US jets intercept Russian bombers capable of carrying nukes off US airspace on July 4

An Ilyushin Il-78 Midas air force tanker (right) and a Tupolev Tu-95MS strategic bomber fly over the Red Square during the Victory Day parade on May 9, 2015.Reuters

Two pairs of Russian Tupolev Tu-95 bombers, which are capable of carrying nuclear weapons, were stopped by the US Air Force from entering America's airspace on US Independence Day.

The move was seen by the US military as a challenge to the US government as tensions are again heightening between the two Cold War rivals.

The bombers approached the US West Coast, causing the Air Force to scurry into intercepting them before they breached US airspace, wrote Business Insider.

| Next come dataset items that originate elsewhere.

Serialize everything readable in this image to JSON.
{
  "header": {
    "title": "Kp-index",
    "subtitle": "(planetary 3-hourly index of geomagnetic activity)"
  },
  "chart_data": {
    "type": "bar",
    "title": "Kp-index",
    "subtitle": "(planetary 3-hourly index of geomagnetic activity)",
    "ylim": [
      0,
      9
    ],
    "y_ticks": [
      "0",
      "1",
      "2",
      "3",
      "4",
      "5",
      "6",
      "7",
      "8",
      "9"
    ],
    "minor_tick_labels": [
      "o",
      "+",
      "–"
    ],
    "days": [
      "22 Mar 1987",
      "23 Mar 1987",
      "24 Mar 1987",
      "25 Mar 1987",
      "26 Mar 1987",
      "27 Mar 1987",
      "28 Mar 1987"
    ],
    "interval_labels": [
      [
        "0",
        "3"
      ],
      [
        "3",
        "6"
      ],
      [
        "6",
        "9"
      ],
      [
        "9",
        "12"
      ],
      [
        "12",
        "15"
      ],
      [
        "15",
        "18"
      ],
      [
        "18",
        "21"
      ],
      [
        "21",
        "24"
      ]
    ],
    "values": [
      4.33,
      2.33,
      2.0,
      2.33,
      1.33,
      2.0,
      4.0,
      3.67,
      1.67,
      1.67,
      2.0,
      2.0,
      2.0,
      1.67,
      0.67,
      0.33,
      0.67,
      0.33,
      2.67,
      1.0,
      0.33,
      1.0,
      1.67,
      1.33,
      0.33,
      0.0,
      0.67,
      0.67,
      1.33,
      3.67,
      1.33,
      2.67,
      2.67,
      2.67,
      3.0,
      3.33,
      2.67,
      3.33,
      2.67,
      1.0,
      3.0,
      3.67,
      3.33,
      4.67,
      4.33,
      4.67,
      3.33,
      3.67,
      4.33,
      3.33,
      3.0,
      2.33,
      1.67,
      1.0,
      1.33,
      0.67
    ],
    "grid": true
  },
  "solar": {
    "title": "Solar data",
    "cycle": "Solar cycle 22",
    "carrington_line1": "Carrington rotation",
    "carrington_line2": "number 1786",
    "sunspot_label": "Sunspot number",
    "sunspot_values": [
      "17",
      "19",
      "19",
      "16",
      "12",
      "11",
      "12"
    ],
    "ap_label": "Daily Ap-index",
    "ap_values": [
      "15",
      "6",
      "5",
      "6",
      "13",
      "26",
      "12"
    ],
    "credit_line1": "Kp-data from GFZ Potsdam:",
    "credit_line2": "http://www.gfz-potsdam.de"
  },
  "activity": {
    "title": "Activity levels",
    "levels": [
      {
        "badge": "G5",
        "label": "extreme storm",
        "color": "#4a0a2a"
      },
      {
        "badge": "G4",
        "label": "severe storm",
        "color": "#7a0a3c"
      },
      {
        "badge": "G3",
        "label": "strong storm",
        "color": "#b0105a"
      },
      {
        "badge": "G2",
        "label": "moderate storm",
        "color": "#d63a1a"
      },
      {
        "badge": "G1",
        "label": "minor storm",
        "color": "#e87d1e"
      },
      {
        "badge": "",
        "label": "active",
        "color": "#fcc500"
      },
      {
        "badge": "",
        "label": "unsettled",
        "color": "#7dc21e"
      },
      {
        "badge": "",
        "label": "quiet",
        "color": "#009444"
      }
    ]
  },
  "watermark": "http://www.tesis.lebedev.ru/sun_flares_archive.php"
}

The first incident happened at 10:30 a.m. ET off Alaska's coast, when the North American Aerospace Defence Command spotted the Russian planes. Two F-22 jets immediately intercepted them. A similar incident happened half an hour later, this time off the coast of California.

"It's becoming very obvious that [Russian President Vladimir] Putin is testing [US President Barack] Obama and his national security team," said retired Air Force Lt. Gen. Thomas McInerney, who previously headed the North American Aerospace Defense Command.

It was not confirmed if the Russian planes were indeed armed with nuclear weapons.

The incidents bring to mind the Cold War.

"These long-range aviation excursions are duplicating exercises I experienced during the height of the Cold War when I commanded the Alaska NORAD region," said McInerney.

During the time that the Russian bombers were approaching US airspace, Putin was calling Obama on the phone and wishing him a happy fourth of July, Fox News said.

The flight of the Russian bombers was assessed as another training activity, according to State Department spokesperson John Kirby.

Russia has flown increasingly combative air missions over Europe and the Pacific since the crisis in Ukraine started. Russian bombers were recently intercepted over Guam and off the coasts of California and Alaska.

Russia and the West have up to 40 military encounters last year, of which three could have led to deaths or military confrontation, according to the European Leadership Network.